Did you know that there's currently a global shortage of Cherry MX keyboard switches? That's what prompted the Qwerkywriter team to opt for Kailh Blue mechanical switches. Much like the Cherries, each key is wonderfully loud and satisfyingly clicky, and since each is mounted on a pillar, there are acres of travel. The keycaps, meanwhile, are spaced 0.5mm farther away from each other than you'd see on an average chiclet keyboard. The raised chrome edges that encircle each keycap make them feel closer together, so be prepared for a learning curve in your first few days of typing. One other thing is that the Windows/OS X Command keys have both been ditched in favor of a custom "Qwerky" key with a fancy atom-age logo. There's one problem with this, and that there's so much space on either side of it that it's actually a chore to find it if you're used to standard Windows or Mac keyboards.

If there's one flourish that's worth discussing in isolation, it's the addition of a return bar, a mainstay of traditional typewriters that does the same job as the enter key.

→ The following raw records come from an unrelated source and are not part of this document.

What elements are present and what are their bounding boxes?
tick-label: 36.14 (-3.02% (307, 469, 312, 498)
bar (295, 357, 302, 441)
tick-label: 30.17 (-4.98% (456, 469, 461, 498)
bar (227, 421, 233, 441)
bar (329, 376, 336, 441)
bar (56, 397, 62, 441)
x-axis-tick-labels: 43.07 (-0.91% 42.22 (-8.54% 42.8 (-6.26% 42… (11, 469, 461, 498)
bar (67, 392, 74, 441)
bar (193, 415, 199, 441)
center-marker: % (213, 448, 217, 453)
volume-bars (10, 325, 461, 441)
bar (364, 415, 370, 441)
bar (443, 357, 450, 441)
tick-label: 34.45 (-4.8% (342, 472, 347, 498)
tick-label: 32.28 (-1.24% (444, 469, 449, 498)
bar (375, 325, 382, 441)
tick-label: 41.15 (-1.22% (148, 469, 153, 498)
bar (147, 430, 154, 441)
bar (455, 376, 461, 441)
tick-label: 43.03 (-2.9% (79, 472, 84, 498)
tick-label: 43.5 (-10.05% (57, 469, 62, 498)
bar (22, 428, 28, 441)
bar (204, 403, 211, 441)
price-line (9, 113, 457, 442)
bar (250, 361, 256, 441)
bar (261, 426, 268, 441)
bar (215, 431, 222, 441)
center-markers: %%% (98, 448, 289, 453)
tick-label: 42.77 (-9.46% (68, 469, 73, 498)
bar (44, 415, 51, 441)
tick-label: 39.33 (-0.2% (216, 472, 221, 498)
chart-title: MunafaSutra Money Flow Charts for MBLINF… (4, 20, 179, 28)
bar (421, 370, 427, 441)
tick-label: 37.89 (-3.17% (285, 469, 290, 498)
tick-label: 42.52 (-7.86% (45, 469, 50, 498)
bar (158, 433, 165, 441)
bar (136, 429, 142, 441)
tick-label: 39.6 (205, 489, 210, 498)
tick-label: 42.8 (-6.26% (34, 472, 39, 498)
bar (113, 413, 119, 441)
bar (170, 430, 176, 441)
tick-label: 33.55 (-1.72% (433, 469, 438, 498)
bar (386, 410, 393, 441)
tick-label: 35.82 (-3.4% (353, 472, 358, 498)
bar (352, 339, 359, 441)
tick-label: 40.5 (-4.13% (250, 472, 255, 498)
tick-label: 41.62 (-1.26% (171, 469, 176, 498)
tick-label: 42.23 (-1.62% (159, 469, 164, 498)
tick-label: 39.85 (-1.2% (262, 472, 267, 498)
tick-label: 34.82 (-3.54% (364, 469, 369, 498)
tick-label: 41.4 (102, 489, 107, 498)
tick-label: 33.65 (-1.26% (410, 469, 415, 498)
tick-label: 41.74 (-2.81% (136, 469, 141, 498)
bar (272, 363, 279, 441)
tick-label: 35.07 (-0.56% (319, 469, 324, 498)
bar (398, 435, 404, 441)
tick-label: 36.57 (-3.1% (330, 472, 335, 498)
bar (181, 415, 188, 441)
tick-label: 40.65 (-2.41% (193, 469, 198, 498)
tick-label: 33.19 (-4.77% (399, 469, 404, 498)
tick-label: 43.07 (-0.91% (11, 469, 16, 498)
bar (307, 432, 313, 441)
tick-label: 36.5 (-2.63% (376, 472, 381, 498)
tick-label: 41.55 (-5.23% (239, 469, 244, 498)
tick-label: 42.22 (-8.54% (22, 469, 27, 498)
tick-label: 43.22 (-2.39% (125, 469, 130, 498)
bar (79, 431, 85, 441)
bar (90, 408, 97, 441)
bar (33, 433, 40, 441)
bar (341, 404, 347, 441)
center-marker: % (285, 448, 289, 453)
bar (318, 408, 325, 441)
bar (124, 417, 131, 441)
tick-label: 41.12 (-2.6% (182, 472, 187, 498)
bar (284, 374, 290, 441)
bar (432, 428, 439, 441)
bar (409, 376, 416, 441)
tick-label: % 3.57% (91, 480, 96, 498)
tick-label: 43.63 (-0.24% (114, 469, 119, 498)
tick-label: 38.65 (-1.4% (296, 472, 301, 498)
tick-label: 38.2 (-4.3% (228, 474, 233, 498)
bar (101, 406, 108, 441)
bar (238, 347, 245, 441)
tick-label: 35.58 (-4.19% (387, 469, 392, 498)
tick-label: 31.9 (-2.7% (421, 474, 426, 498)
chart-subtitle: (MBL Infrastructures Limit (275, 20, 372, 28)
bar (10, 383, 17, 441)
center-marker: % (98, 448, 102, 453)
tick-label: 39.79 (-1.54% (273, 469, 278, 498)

Pull it in from the left and it'll carriage return down to the next line, although the switch can also be mapped to other commands, if you want to. It's nowhere near as efficient as just hitting the enter key, but there's something immeasurably satisfying about celebrating the completion of a paragraph by giving the bar a good slap.

Conclusions

Before the Qwerkywriter landed on my doorstep, I knew I was going to either love it or hate it. The surface indications were that it would occupy the same lame pantheon as Native Union's old-timey iPhone handsets. The irony of it would be the key selling point, the message being, "Look at me; aren't I eccentric," as you carried your ridiculous iPad stand from one coffee shop to another. It turns out that I was wrong.

Qwerkywriter has been created with some measure of love, clearly. It's weighty, well-built and beautiful to look at. To use one, after the first few minutes, is a delight, and it's so different from traditional keyboards that you feel the need to play with it as soon as you see it. You can see where every penny of that $399 cost went, even if it is a little too steep for most people. But the $329 pre-order price should soften that blow, at least a little.

What I would say is that if you're just in the market for a decent mechanical keyboard, don't buy this, because for around $150, you can get a solid unit from plenty of companies. Matias' One, Razer's BlackWidow or Das Keyboard's 4 Professional are all fine options that come with none of the fuss or price that are available here. Then there's the fact that the Qwerkywriter is a little muddled in its execution, neither portable enough to be a tablet stand, nor grand enough to be useful for daily desktop use.

But if you're looking for something that's beyond the run-of-the-mill peripheral, that's beautiful despite some of its compromises, then it's a different story. If you have this sort of cash lying around and want to type with a device that has been lovingly crafted, then you need to give this a try. Yes, there is a little bit of "look at me" ostentatiousness that'll draw envious eyes, but sometimes you just need to tolerate the jealousy of others. In spite of its flaws, some of which are maddening, I love this product and I think you might too.